Now, do the colleges, and the limited body of cultivated, reflective, and earnest scholars generally, appeal as directly and sensibly to the average American as they could and should ? Among the philosophic few it is an axiom which one rarely thinks of even stating, that wider knowledge, closer contact with the wise and good of all ages, the assimilation of their best thoughts, the contemplation of their glorious deeds, are the employments which ennoble young and old, and make men truly happy.

But the typical American, as Professor Shaler has very clearly set forth in a recent essay, is only dimly conscious that he ever even had any ancestry at all. That the achievements of other races and peoples in the past or present have any lessons of overwhelming value to teach us, he certainly does not believe. That the poetry, the philosophy, the architecture, the plastic arts, can be used to make life more beautiful, more happy, better worth living, he understands at best very imperfectly.

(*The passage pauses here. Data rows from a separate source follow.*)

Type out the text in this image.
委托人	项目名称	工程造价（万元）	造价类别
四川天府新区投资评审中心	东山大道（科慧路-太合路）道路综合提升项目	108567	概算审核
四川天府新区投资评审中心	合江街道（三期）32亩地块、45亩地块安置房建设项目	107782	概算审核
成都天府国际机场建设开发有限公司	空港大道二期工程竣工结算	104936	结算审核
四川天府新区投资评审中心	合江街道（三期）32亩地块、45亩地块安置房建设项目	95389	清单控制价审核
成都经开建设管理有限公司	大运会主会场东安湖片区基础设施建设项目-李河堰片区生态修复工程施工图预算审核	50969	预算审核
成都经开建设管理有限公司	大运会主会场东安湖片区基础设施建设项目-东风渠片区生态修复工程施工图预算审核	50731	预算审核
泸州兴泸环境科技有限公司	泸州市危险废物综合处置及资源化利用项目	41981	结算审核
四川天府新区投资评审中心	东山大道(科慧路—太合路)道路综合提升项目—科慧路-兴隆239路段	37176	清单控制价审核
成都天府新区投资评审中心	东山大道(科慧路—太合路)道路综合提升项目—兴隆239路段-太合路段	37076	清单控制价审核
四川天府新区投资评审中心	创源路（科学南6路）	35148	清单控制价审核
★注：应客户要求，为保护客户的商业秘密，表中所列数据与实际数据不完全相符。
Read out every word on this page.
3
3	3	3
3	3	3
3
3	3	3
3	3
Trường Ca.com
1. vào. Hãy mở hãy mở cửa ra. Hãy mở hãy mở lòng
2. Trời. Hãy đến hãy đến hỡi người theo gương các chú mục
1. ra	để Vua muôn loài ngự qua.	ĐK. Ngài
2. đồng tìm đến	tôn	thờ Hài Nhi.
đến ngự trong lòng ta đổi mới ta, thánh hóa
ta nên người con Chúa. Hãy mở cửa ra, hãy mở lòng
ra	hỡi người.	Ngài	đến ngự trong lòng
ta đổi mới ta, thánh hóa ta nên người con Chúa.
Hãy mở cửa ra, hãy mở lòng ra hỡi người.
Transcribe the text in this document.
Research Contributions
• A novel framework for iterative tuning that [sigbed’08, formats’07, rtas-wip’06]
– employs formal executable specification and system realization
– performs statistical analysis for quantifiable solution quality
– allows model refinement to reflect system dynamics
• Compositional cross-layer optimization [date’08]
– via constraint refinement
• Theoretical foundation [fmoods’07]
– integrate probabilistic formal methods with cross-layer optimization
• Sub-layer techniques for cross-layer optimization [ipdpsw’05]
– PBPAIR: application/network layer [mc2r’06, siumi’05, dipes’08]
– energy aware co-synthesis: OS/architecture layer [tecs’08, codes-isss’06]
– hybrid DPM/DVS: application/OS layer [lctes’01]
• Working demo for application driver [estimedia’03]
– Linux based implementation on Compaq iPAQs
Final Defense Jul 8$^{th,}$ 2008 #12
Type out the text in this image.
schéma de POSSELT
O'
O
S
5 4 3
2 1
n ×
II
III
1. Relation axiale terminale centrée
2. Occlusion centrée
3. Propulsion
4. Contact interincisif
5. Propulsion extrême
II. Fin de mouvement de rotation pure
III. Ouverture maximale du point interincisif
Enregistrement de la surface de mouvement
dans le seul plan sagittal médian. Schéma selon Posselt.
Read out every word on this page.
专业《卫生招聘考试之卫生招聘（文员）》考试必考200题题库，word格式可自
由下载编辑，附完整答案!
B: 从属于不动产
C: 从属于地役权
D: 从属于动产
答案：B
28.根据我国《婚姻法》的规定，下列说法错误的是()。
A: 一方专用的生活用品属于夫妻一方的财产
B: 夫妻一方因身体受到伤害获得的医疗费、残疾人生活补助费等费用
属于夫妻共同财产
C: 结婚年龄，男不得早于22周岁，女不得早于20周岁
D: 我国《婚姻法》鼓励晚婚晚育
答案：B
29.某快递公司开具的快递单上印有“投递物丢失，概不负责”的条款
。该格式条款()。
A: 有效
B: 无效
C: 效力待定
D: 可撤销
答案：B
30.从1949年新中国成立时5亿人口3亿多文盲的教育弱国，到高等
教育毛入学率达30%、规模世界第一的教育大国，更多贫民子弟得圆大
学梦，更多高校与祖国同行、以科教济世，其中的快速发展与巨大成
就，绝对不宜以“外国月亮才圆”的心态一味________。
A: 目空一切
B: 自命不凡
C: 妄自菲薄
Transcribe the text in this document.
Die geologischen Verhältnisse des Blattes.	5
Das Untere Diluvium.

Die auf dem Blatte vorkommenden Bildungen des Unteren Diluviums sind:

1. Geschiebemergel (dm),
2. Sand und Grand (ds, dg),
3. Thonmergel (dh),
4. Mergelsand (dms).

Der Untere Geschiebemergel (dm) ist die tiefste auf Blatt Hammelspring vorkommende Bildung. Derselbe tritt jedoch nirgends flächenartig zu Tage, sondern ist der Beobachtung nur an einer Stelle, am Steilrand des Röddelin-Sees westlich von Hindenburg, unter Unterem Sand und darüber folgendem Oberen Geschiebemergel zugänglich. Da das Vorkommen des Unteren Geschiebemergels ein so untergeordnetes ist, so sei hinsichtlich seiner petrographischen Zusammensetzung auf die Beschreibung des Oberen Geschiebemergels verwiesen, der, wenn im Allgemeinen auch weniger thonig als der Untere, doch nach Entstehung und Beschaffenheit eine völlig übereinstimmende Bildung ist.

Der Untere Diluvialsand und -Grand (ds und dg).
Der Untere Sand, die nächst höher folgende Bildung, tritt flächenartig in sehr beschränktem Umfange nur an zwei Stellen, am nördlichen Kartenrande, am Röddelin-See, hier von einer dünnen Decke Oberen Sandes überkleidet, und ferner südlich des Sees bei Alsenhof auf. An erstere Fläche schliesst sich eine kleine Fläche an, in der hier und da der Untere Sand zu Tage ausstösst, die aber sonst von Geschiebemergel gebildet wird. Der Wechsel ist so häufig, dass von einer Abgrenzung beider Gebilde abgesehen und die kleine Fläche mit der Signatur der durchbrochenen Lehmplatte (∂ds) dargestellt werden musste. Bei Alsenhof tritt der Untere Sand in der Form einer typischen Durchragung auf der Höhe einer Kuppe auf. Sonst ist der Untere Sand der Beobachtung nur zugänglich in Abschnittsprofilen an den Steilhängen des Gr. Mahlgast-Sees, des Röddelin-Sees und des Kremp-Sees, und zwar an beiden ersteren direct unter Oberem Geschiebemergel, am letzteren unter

Perhaps he is open to conviction. Is a proper effort being exerted to make him realize all this ? American men read to a moderate extent. The women of America have large leisure, a liberal share of influence in home and social life, and surely also a lofty consciousness of their duty as mothers of the race that is to be. To them, it may be chiefly, we may hopefully appeal.

Again, there is a widespread feeling that American literature is not holding the height attained in the last generation. The subject is quite too large for a reviewer, possibly rather too serious for a professed optimist. But if our literature is losing, or in danger of losing, its vital power, its hold on the national life, may we not find a partial explanation in the fact that a great body of men, claiming, no doubt justly, that they have accumulated knowledge worthy to be widely disseminated, nevertheless disdain to learn and practice the art of adequate and graceful expression ?

  1. A History of Greece. By EVELYN ABBOTT, M. A., LL. D, Part I. From the Earliest Times to the Ionian Revolt. London: Rivingtons. 1888.